- Directed by: Redd Davis
- Written by: Hayter Preston
- Starring: John Loder Noel Madison Belle Chrystall
- Production company: Rembrandt Film Productions
- Distributed by: Butcher's Film Service (UK)
- Release date: December 1938;
- Running time: 76 minutes
- Country: United Kingdom
- Language: English
- Budget: £18,428

= Anything to Declare? =

1938 British film by Redd Davis

Anything to Declare? is a 1938 British crime thriller film directed by Redd Davis and starring John Loder, Noel Madison and Belle Chrystall.
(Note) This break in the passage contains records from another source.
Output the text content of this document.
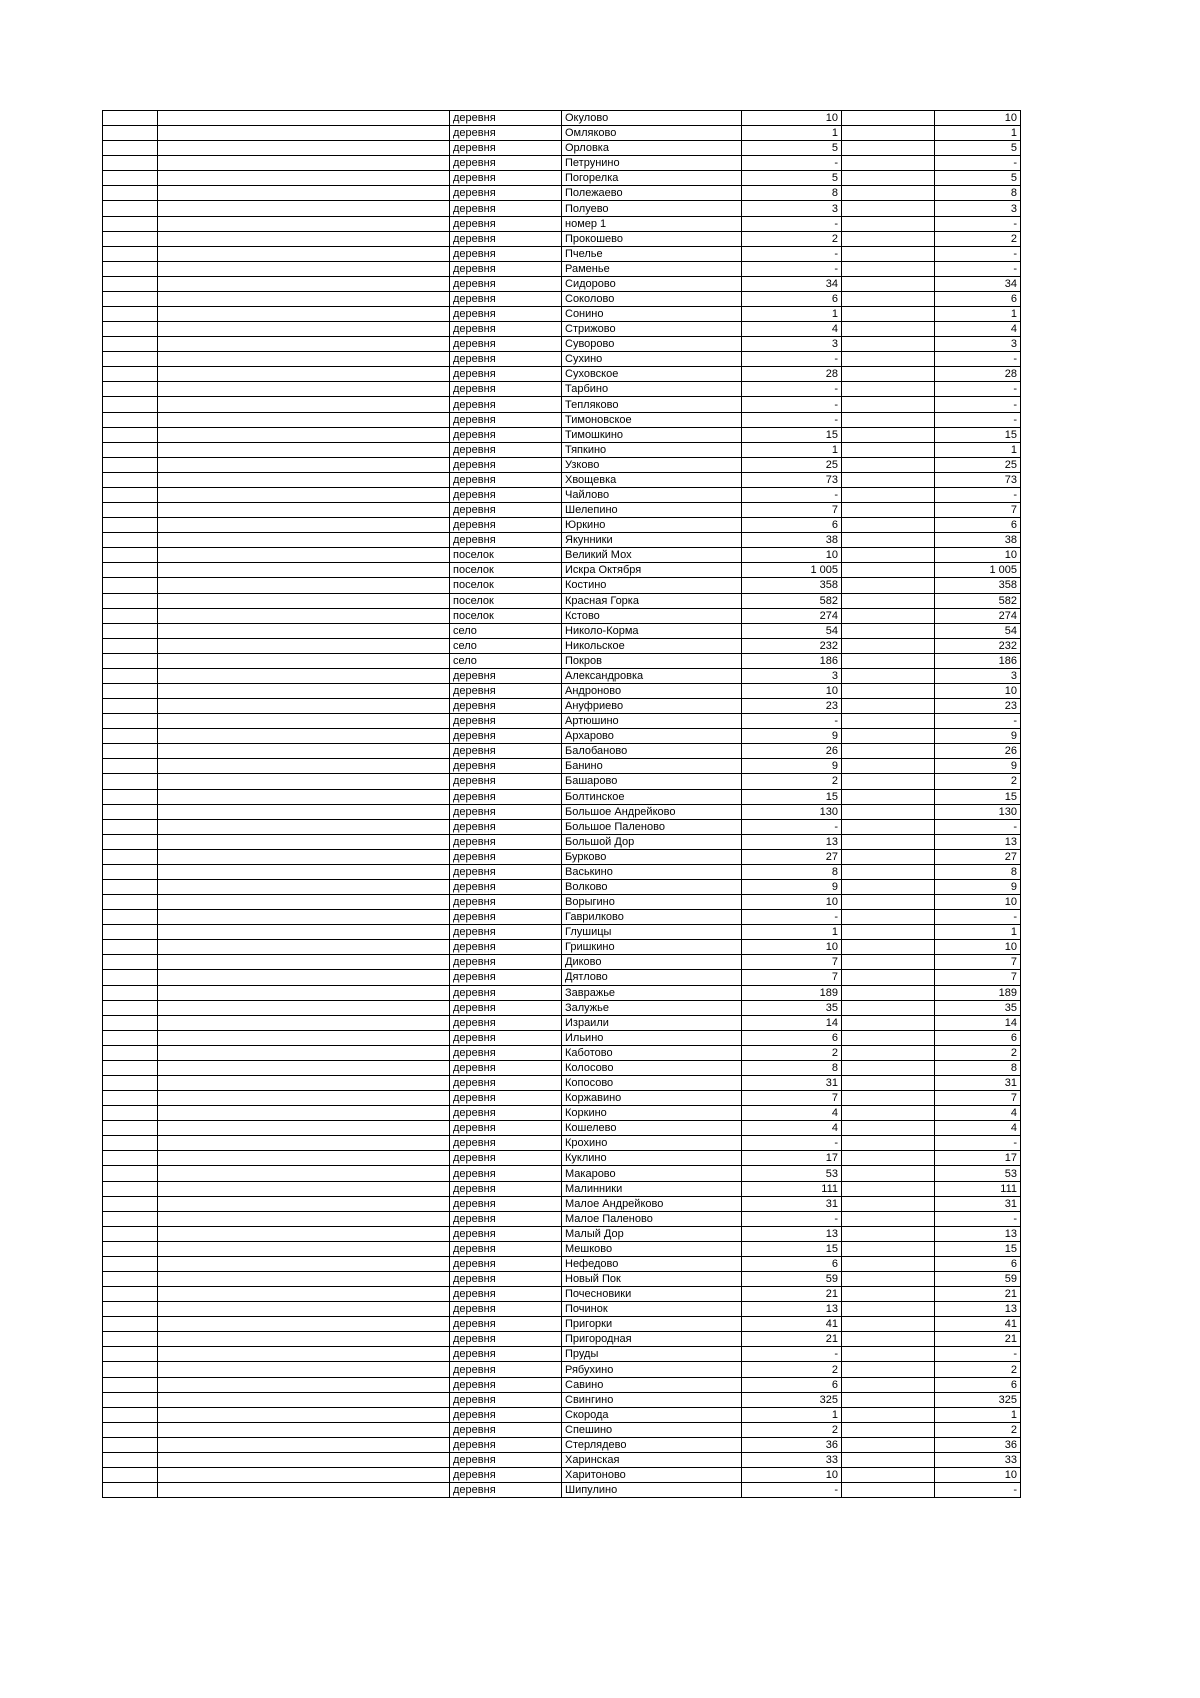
		деревня	Окулово	10		10
		деревня	Омляково	1		1
		деревня	Орловка	5		5
		деревня	Петрунино	-		-
		деревня	Погорелка	5		5
		деревня	Полежаево	8		8
		деревня	Полуево	3		3
		деревня	номер 1	-		-
		деревня	Прокошево	2		2
		деревня	Пчелье	-		-
		деревня	Раменье	-		-
		деревня	Сидорово	34		34
		деревня	Соколово	6		6
		деревня	Сонино	1		1
		деревня	Стрижово	4		4
		деревня	Суворово	3		3
		деревня	Сухино	-		-
		деревня	Суховское	28		28
		деревня	Тарбино	-		-
		деревня	Тепляково	-		-
		деревня	Тимоновское	-		-
		деревня	Тимошкино	15		15
		деревня	Тяпкино	1		1
		деревня	Узково	25		25
		деревня	Хвощевка	73		73
		деревня	Чайлово	-		-
		деревня	Шелепино	7		7
		деревня	Юркино	6		6
		деревня	Якунники	38		38
		поселок	Великий Мох	10		10
		поселок	Искра Октября	1 005		1 005
		поселок	Костино	358		358
		поселок	Красная Горка	582		582
		поселок	Кстово	274		274
		село	Николо-Корма	54		54
		село	Никольское	232		232
		село	Покров	186		186
		деревня	Александровка	3		3
		деревня	Андроново	10		10
		деревня	Ануфриево	23		23
		деревня	Артюшино	-		-
		деревня	Архарово	9		9
		деревня	Балобаново	26		26
		деревня	Банино	9		9
		деревня	Башарово	2		2
		деревня	Болтинское	15		15
		деревня	Большое Андрейково	130		130
		деревня	Большое Паленово	-		-
		деревня	Большой Дор	13		13
		деревня	Бурково	27		27
		деревня	Васькино	8		8
		деревня	Волково	9		9
		деревня	Ворыгино	10		10
		деревня	Гаврилково	-		-
		деревня	Глушицы	1		1
		деревня	Гришкино	10		10
		деревня	Диково	7		7
		деревня	Дятлово	7		7
		деревня	Завражье	189		189
		деревня	Залужье	35		35
		деревня	Израили	14		14
		деревня	Ильино	6		6
		деревня	Каботово	2		2
		деревня	Колосово	8		8
		деревня	Копосово	31		31
		деревня	Коржавино	7		7
		деревня	Коркино	4		4
		деревня	Кошелево	4		4
		деревня	Крохино	-		-
		деревня	Куклино	17		17
		деревня	Макарово	53		53
		деревня	Малинники	111		111
		деревня	Малое Андрейково	31		31
		деревня	Малое Паленово	-		-
		деревня	Малый Дор	13		13
		деревня	Мешково	15		15
		деревня	Нефедово	6		6
		деревня	Новый Пок	59		59
		деревня	Почесновики	21		21
		деревня	Починок	13		13
		деревня	Пригорки	41		41
		деревня	Пригородная	21		21
		деревня	Пруды	-		-
		деревня	Рябухино	2		2
		деревня	Савино	6		6
		деревня	Свингино	325		325
		деревня	Скорода	1		1
		деревня	Спешино	2		2
		деревня	Стерлядево	36		36
		деревня	Харинская	33		33
		деревня	Харитоново	10		10
		деревня	Шипулино	-		-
It was written by Hayter Preston and shot at Nettlefold Studios in Walton-on-Thames.

==Plot==
A new gas formula that can be used as a deadly weapon invented by a pioneering British scientist draws the interest of a shadowy peace movement, which masks a more sinister intent.

==Cast==
- John Loder as Captain Rufus Grant
- Noel Madison as Doctor Heinz Klee
- Belle Chrystall as Nora Grayson
- Leonora Corbett as Helaine Frank
- Davina Craig as Polly
- Jerry Verno as Hugo Guppy
- Eliot Makeham as Professor Grayson
- Alexander Sarner as Mr Vander
- Melville Crawford as Pete Voss
- Nigel Barrie as Colonel Lockwood
- Carl Melene as Monsieur Bruckner

==Reception==

The Monthly Film Bulletin wrote: "Highly topical thriller. ... Noel Madison gives strength to the plot by his forceful and unscrupulous Dr. Klee, John Loder is somewhat too leisured and gentlemanly as Grant, and Belle Chrystall becomes submerged in a mere 'pretty daughter' part. But the film is very up to date in interest and there are many interesting and humorous scenes."
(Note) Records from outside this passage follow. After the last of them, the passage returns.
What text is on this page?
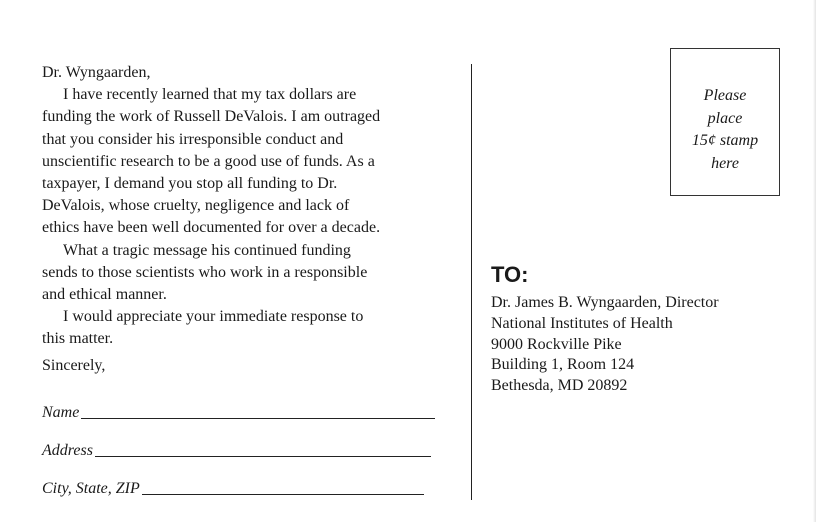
Dr. Wyngaarden,

I have recently learned that my tax dollars are
funding the work of Russell DeValois. I am outraged
that you consider his irresponsible conduct and
unscientific research to be a good use of funds. As a
taxpayer, I demand you stop all funding to Dr.
DeValois, whose cruelty, negligence and lack of
ethics have been well documented for over a decade.

What a tragic message his continued funding
sends to those scientists who work in a responsible
and ethical manner.

I would appreciate your immediate response to
this matter.

Sincerely,

Name
Address
City, State, ZIP
Please
place
15¢ stamp
here
TO:
Dr. James B. Wyngaarden, Director
National Institutes of Health
9000 Rockville Pike
Building 1, Room 124
Bethesda, MD 20892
Kine Weekly wrote: "Espionage melodrama, deftly manufactured from a thrilling, hard-hitting formula. Romance and villainy are, of course, the principal ingredients, and these are paraded in suspenseful, exciting sequence. Topicality is an artful aid to effective presentation. The characterisations, particularly that contributed by Noel Madison, as villain, is [sic] good, and so are the production qualities. First-rate popular booking."

Picturegoer wrote: "There is plenty of punch in this cut-to-pattern spy melodrama ... Continuity is a little ragged at times, and generally the development tends to be ingenious. Nevertheless, the fanatic's attempts to gain possession of an anti-gas formula from a famous scientist, have popular thrills and there is a touch of the spectacular in a gas demonstration and an attempt on the scientist's life. Noel Madison is very good as Klee and John Loder sound as a Secret Service Agent. Belle Chrystall is an attractive heroine."

Picture Show wrote: "Although the well-worn theme of the Secret Service man who foils the attempts of a gang of spies to secure a secret formula is used as the basis of this melodrama, the inclusion of A.R.P. demonstrations gives it a dash of novelty. It is competently directed and acted."